Grapevine: A man of many talents

After more than a decade of in-depth media involvement and telling Israel’s story on the international speaker’s circuit, Aryeh Green is stepping down.

Former chief rabbi, Jonathan Sacks (R), congratulates the new chief rabbi, Ephraim Mirvis, during a ceremony at St John's Wood Synagogue in London September 1, 2013.  (photo credit: REUTERS)
Former chief rabbi, Jonathan Sacks (R), congratulates the new chief rabbi, Ephraim Mirvis, during a ceremony at St John's Wood Synagogue in London September 1, 2013.
(photo credit: REUTERS)
♦ After more than a decade of in-depth media involvement and telling Israel’s story on the international speaker’s circuit, Aryeh Green, the founding director of Media Central, an independent Jerusalem-based NGO providing support services for journalists visiting or based in Israel, is stepping down. Green made his decision known to relatives and friends who joined him at his 52nd birthday celebration, which in a sense was his second bar mitzva.
For 13 years, Green has been sitting each year for some 12 hours in one of Jerusalem’s coffee shops – most frequently Tmol Shilshom – and receiving guests who responded to an invitation issued to Facebook friends. Green treats them to refreshments.
They sit around and chat for a while and then return to whatever it is they need to do.

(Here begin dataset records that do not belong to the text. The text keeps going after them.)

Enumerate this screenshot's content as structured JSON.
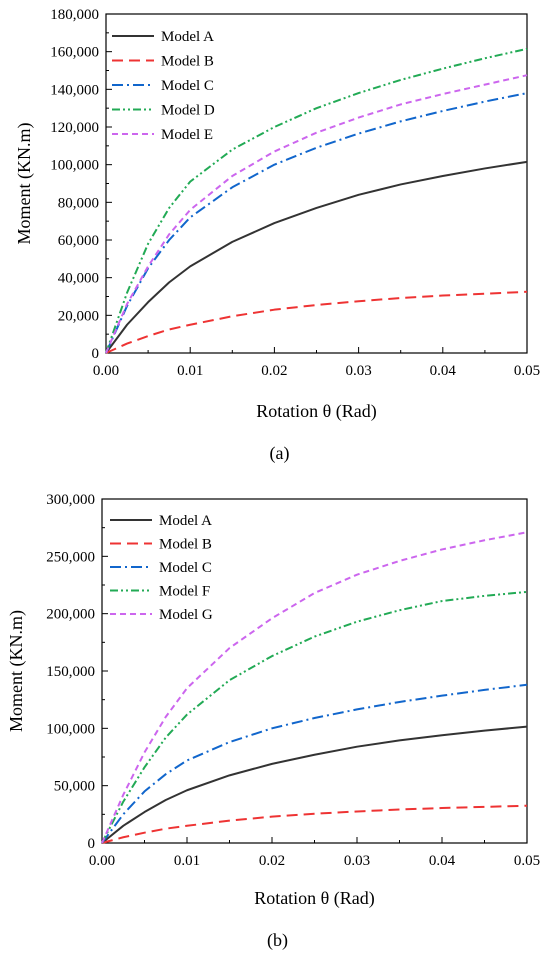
{
  "chart_data": [
    {
      "type": "line",
      "caption": "(a)",
      "xlabel": "Rotation θ (Rad)",
      "ylabel": "Moment (KN.m)",
      "xlim": [
        0,
        0.05
      ],
      "ylim": [
        0,
        180000
      ],
      "xticks": [
        0,
        0.01,
        0.02,
        0.03,
        0.04,
        0.05
      ],
      "xtick_labels": [
        "0.00",
        "0.01",
        "0.02",
        "0.03",
        "0.04",
        "0.05"
      ],
      "yticks": [
        0,
        20000,
        40000,
        60000,
        80000,
        100000,
        120000,
        140000,
        160000,
        180000
      ],
      "ytick_labels": [
        "0",
        "20,000",
        "40,000",
        "60,000",
        "80,000",
        "100,000",
        "120,000",
        "140,000",
        "160,000",
        "180,000"
      ],
      "grid": false,
      "legend_position": "top-left",
      "x": [
        0,
        0.0025,
        0.005,
        0.0075,
        0.01,
        0.015,
        0.02,
        0.025,
        0.03,
        0.035,
        0.04,
        0.045,
        0.05
      ],
      "series": [
        {
          "name": "Model A",
          "color": "#333333",
          "dash": "solid",
          "values": [
            0,
            15000,
            27000,
            37500,
            46000,
            59000,
            69000,
            77000,
            84000,
            89500,
            94000,
            98000,
            101500
          ]
        },
        {
          "name": "Model B",
          "color": "#ee3333",
          "dash": "dash",
          "values": [
            0,
            5000,
            9000,
            12500,
            15000,
            19500,
            23000,
            25500,
            27500,
            29200,
            30500,
            31500,
            32500
          ]
        },
        {
          "name": "Model C",
          "color": "#1166cc",
          "dash": "dashdot",
          "values": [
            0,
            25000,
            45000,
            60000,
            72000,
            88000,
            100000,
            109000,
            116500,
            123000,
            128500,
            133500,
            138000
          ]
        },
        {
          "name": "Model D",
          "color": "#22aa55",
          "dash": "dashdotdot",
          "values": [
            0,
            32000,
            58000,
            77000,
            91000,
            108000,
            120000,
            130000,
            138000,
            145000,
            151000,
            156500,
            161500
          ]
        },
        {
          "name": "Model E",
          "color": "#cc66ee",
          "dash": "shortdash",
          "values": [
            0,
            26000,
            46000,
            63000,
            76000,
            94000,
            107000,
            117000,
            125000,
            132000,
            137500,
            142500,
            147500
          ]
        }
      ]
    },
    {
      "type": "line",
      "caption": "(b)",
      "xlabel": "Rotation θ (Rad)",
      "ylabel": "Moment (KN.m)",
      "xlim": [
        0,
        0.05
      ],
      "ylim": [
        0,
        300000
      ],
      "xticks": [
        0,
        0.01,
        0.02,
        0.03,
        0.04,
        0.05
      ],
      "xtick_labels": [
        "0.00",
        "0.01",
        "0.02",
        "0.03",
        "0.04",
        "0.05"
      ],
      "yticks": [
        0,
        50000,
        100000,
        150000,
        200000,
        250000,
        300000
      ],
      "ytick_labels": [
        "0",
        "50,000",
        "100,000",
        "150,000",
        "200,000",
        "250,000",
        "300,000"
      ],
      "grid": false,
      "legend_position": "top-left",
      "x": [
        0,
        0.0025,
        0.005,
        0.0075,
        0.01,
        0.015,
        0.02,
        0.025,
        0.03,
        0.035,
        0.04,
        0.045,
        0.05
      ],
      "series": [
        {
          "name": "Model A",
          "color": "#333333",
          "dash": "solid",
          "values": [
            0,
            15000,
            27000,
            37500,
            46000,
            59000,
            69000,
            77000,
            84000,
            89500,
            94000,
            98000,
            101500
          ]
        },
        {
          "name": "Model B",
          "color": "#ee3333",
          "dash": "dash",
          "values": [
            0,
            5000,
            9000,
            12500,
            15000,
            19500,
            23000,
            25500,
            27500,
            29200,
            30500,
            31500,
            32500
          ]
        },
        {
          "name": "Model C",
          "color": "#1166cc",
          "dash": "dashdot",
          "values": [
            0,
            25000,
            45000,
            60000,
            72000,
            88000,
            100000,
            109000,
            116500,
            123000,
            128500,
            133500,
            138000
          ]
        },
        {
          "name": "Model F",
          "color": "#22aa55",
          "dash": "dashdotdot",
          "values": [
            0,
            36000,
            66000,
            92000,
            112000,
            142000,
            163000,
            180000,
            193000,
            203000,
            211000,
            215500,
            219000
          ]
        },
        {
          "name": "Model G",
          "color": "#cc66ee",
          "dash": "shortdash",
          "values": [
            0,
            42000,
            79000,
            110000,
            135000,
            170000,
            196000,
            218000,
            234000,
            246000,
            256000,
            264000,
            271000
          ]
        }
      ]
    }
  ]
}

The constant stream of people seldom amounts to more than a dozen sitting around at any given time, but the system enables him to interact with each and every person who comes to wish him well.

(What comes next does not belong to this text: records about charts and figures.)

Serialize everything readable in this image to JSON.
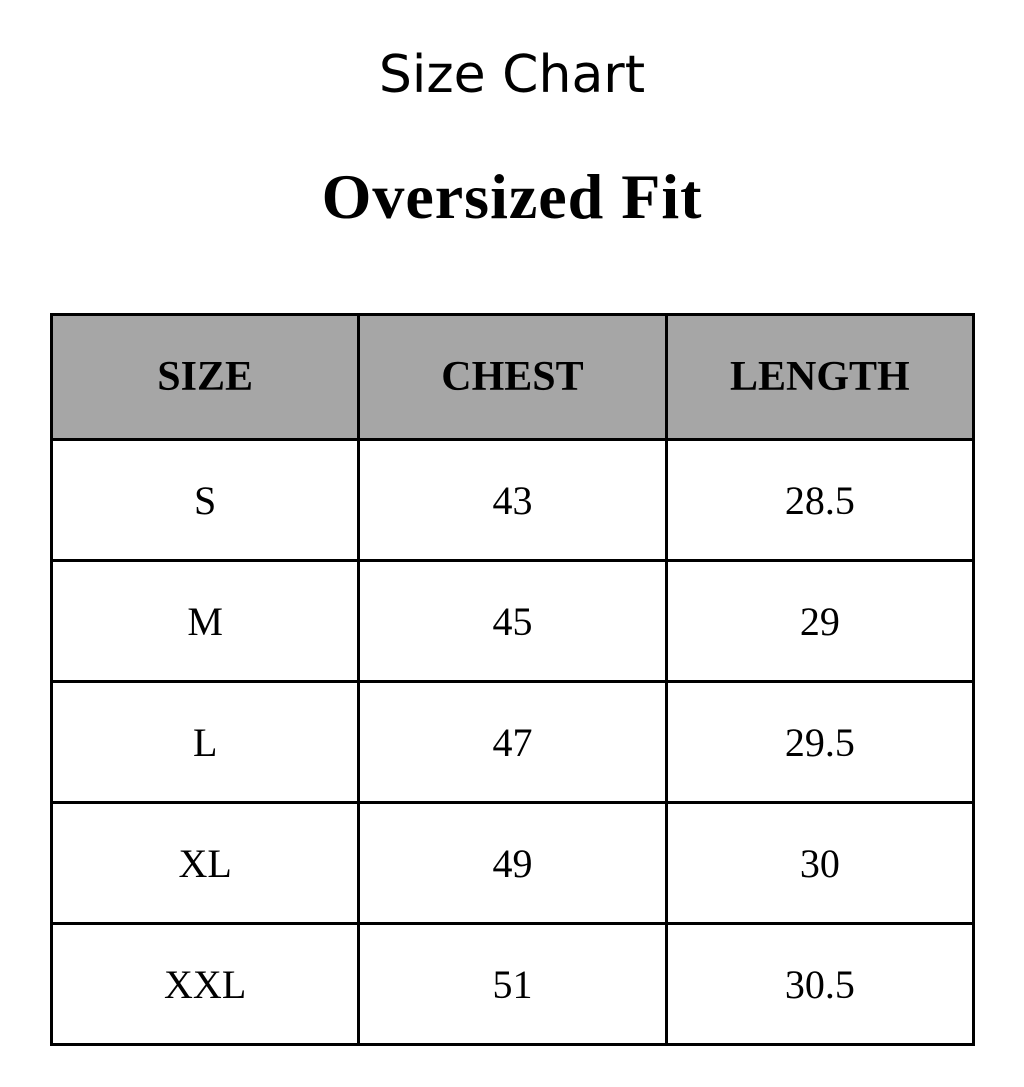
{
  "title": "Size Chart",
  "subtitle": "Oversized Fit",
  "colors": {
    "header_bg": "#a6a6a6",
    "border": "#000000"
  },
  "table": {
    "headers": [
      "SIZE",
      "CHEST",
      "LENGTH"
    ],
    "rows": [
      [
        "S",
        "43",
        "28.5"
      ],
      [
        "M",
        "45",
        "29"
      ],
      [
        "L",
        "47",
        "29.5"
      ],
      [
        "XL",
        "49",
        "30"
      ],
      [
        "XXL",
        "51",
        "30.5"
      ]
    ]
  }
}
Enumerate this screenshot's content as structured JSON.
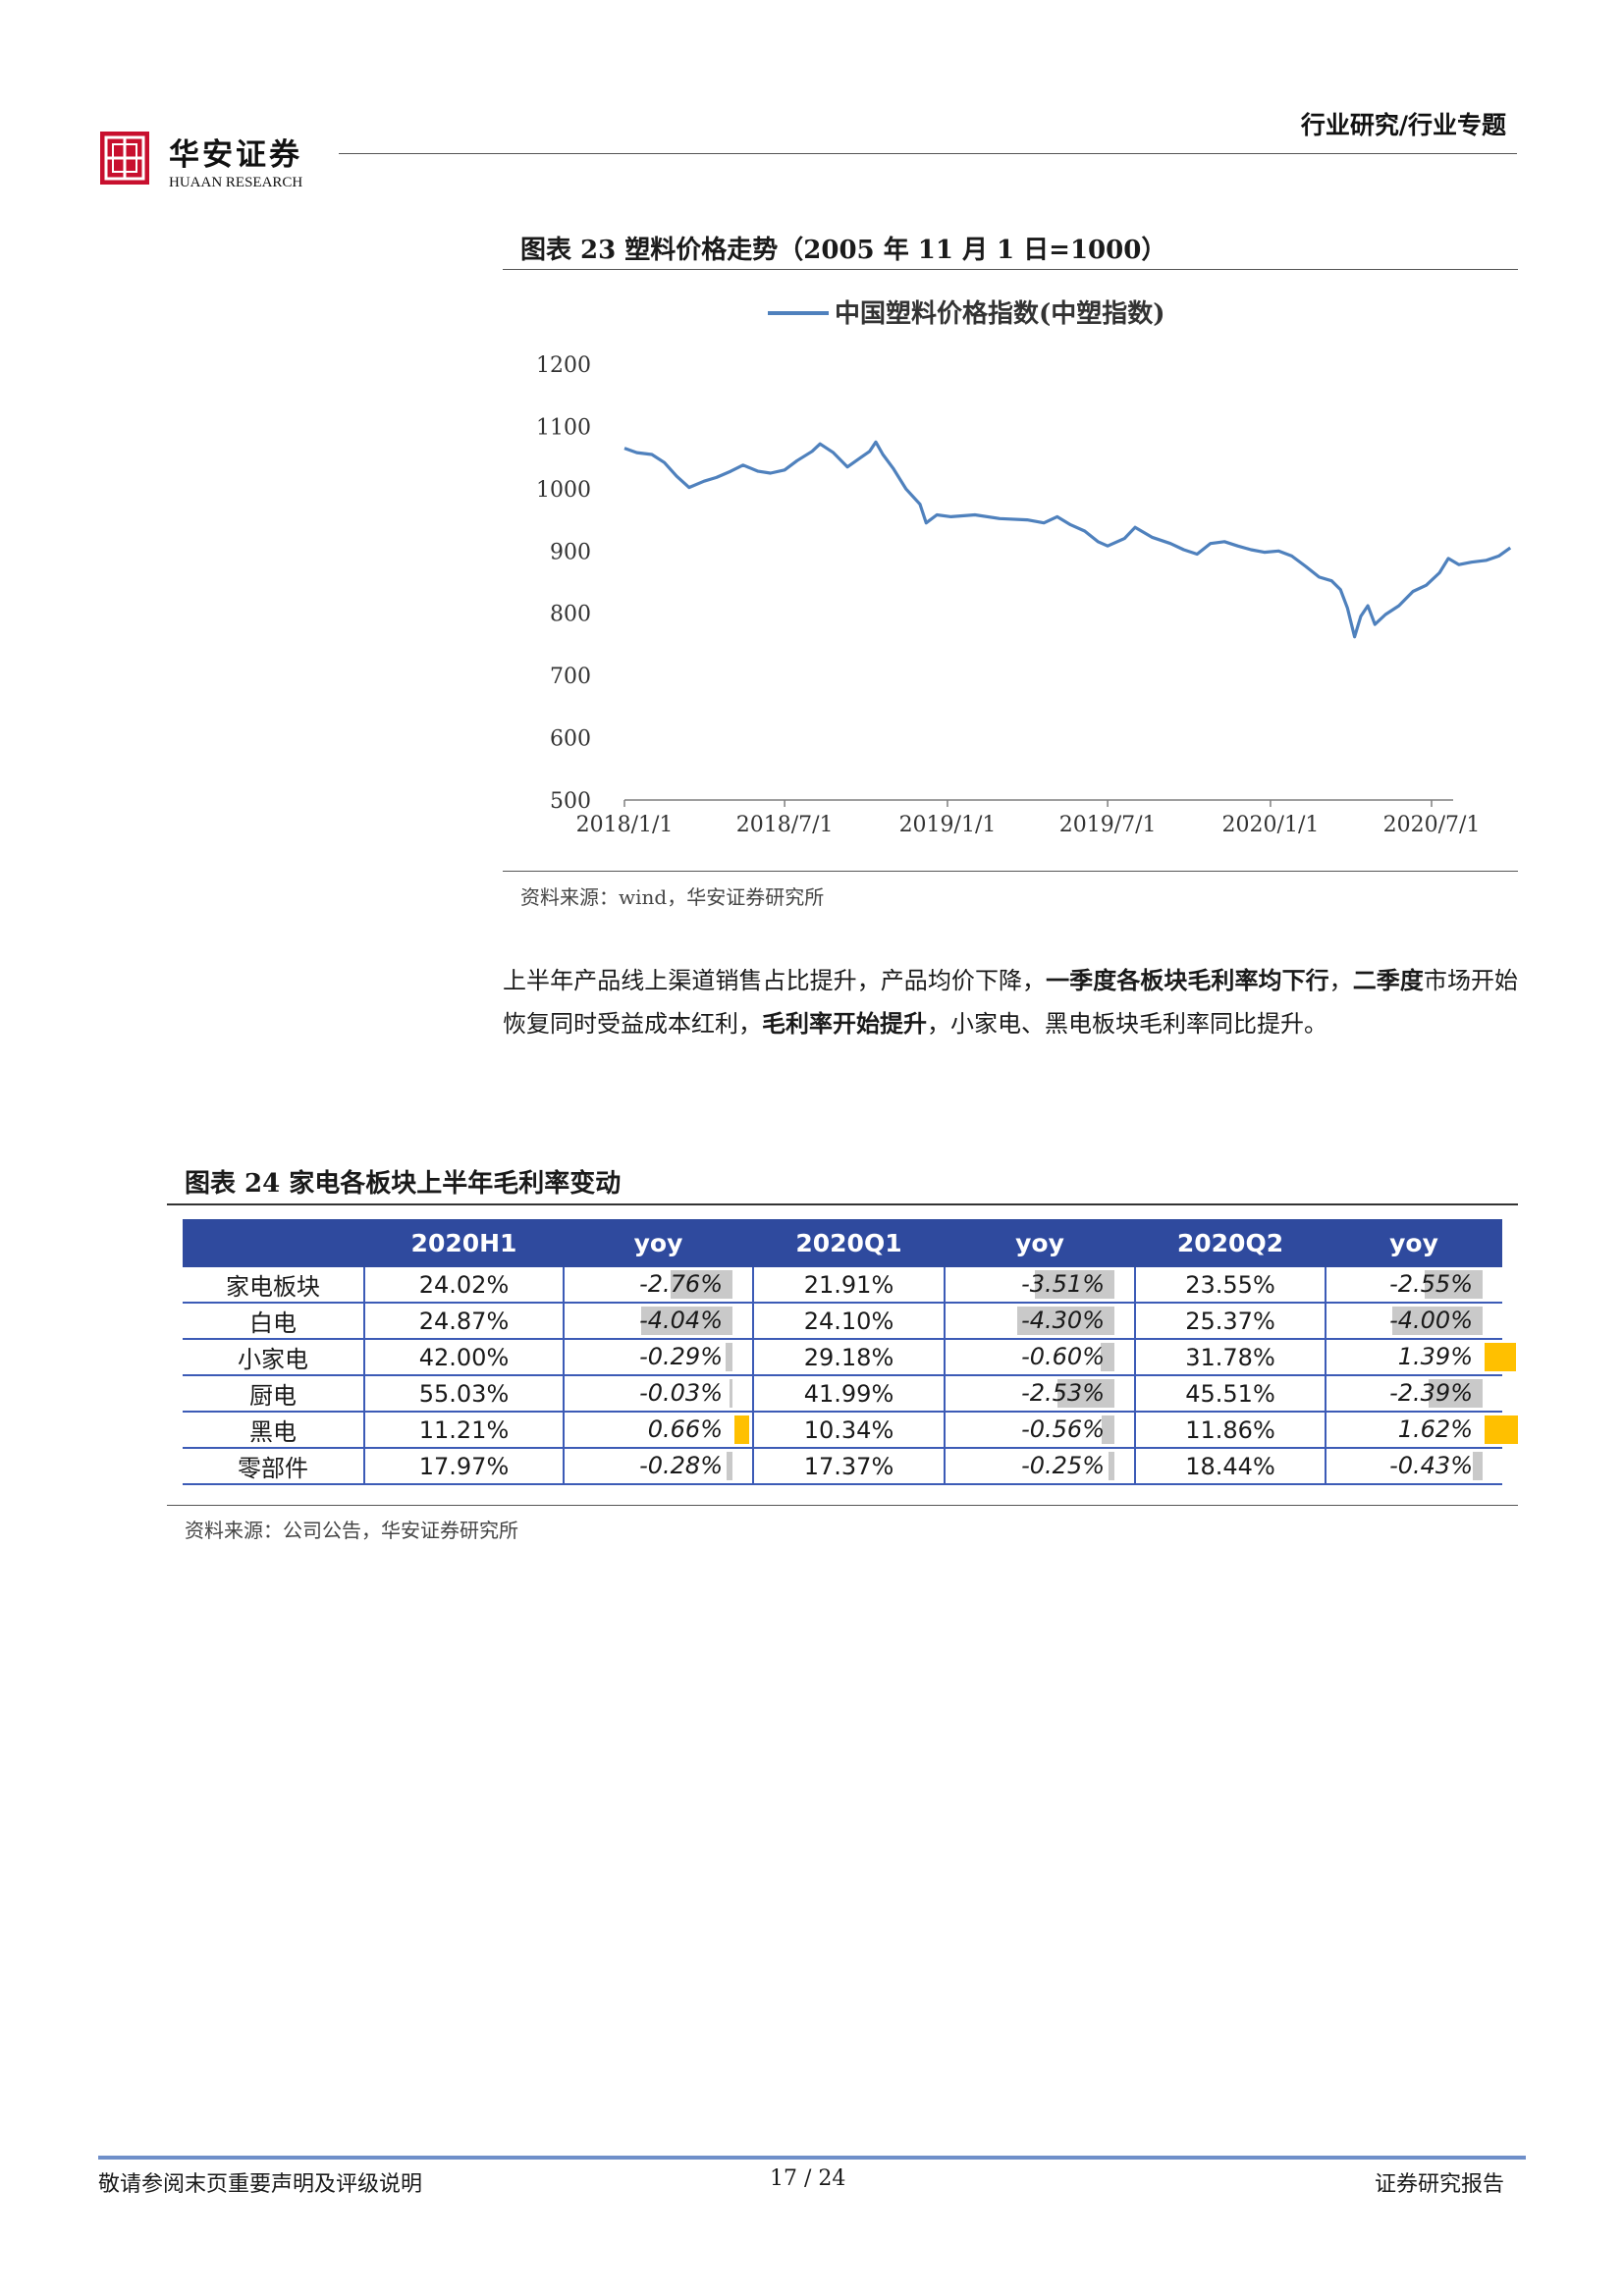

Last week, there were more than 50, many of whom toasted his health with wine that he produces himself. Green has been an amateur vintner for several years and is seriously considering going into professional production. He has a few other irons in the fire that have nothing to do with wine. A man of many talents, he has had a diverse career that has included working as a policy adviser to Natan Sharansky, business consultant, hi-tech consultant and instructor teaching advocacy skills to university and college students.
♦ In som haredi and national religious circles in Israel, it is customary to stand up when a respected rabbi enters the room or mounts the podium to address an audience, but this is rare in most other Israeli circles. However, in Britain even the less Orthodox have been brought up to show respect.
This was evidenced on Sunday at the Begin Heritage Center, where most of the people present were British immigrants or members of Britain’s United Synagogue Living and Learning Mission who had come to Israel with the chief rabbi of the United Hebrew Congregations of the Commonwealth Rabbi Ephraim Mirvis and/or were affiliated with the World Mizrachi Movement.
They stood up for Mirvis when he mounted the stage and again when he descended, and they did the same for Tel Aviv Chief Rabbi Yisrael Meir Lau.
♦ WHILE ON the subject of British Jews, the Israel branch of The Jewish Historical Society of England will hold the Raymond Kalman Memorial Lecture on January 27 at 7:45 p.m. at Beit Avi Chai. The speaker will be popular British writer and broadcaster Melanie Phillips, whose byline occasionally appears in The Jerusalem Post. Her topic will be “British Jews and the Left: What Went Wrong?” Raymond Kalman was a colorful Londoner and member of the Council of the Jewish Historical Society of England. He was also a popular figure with the society’s Israel branch, which he addressed during his frequent visits to Israel, where members of his family live. He was extremely interested in the history of Anglo Jewry, especially the East End of London, but was also an accomplished speaker on a broader range of topics related to Jewish history.
His son Matthew Kalman is a well-known foreign correspondent who has been based in Jerusalem since 1998 and has reported for leading British and American publications. He is currently working with the London-based newspaper The Independent. He is also a former editor of The Jerusalem Report, a sister publication of The Jerusalem Post.
♦ THERE’S a new player in the range of hotels where VIP guests choose to stay. The King David Hotel is still the No. 1 hotel for foreign dignitaries, with the David Citadel in second place, the Inbal in third place and the Mount Zion Hotel in fourth place. But now it looks as if the Waldorf Astoria may push them aside.
This week, Japanese Prime Minister Shinzo Abe held his press conference at the Waldorf Astoria. It only takes one such event to set the ball rolling; and the Japanese, who are expanding economic ties with Israel, are the ones who have set the ball in motion.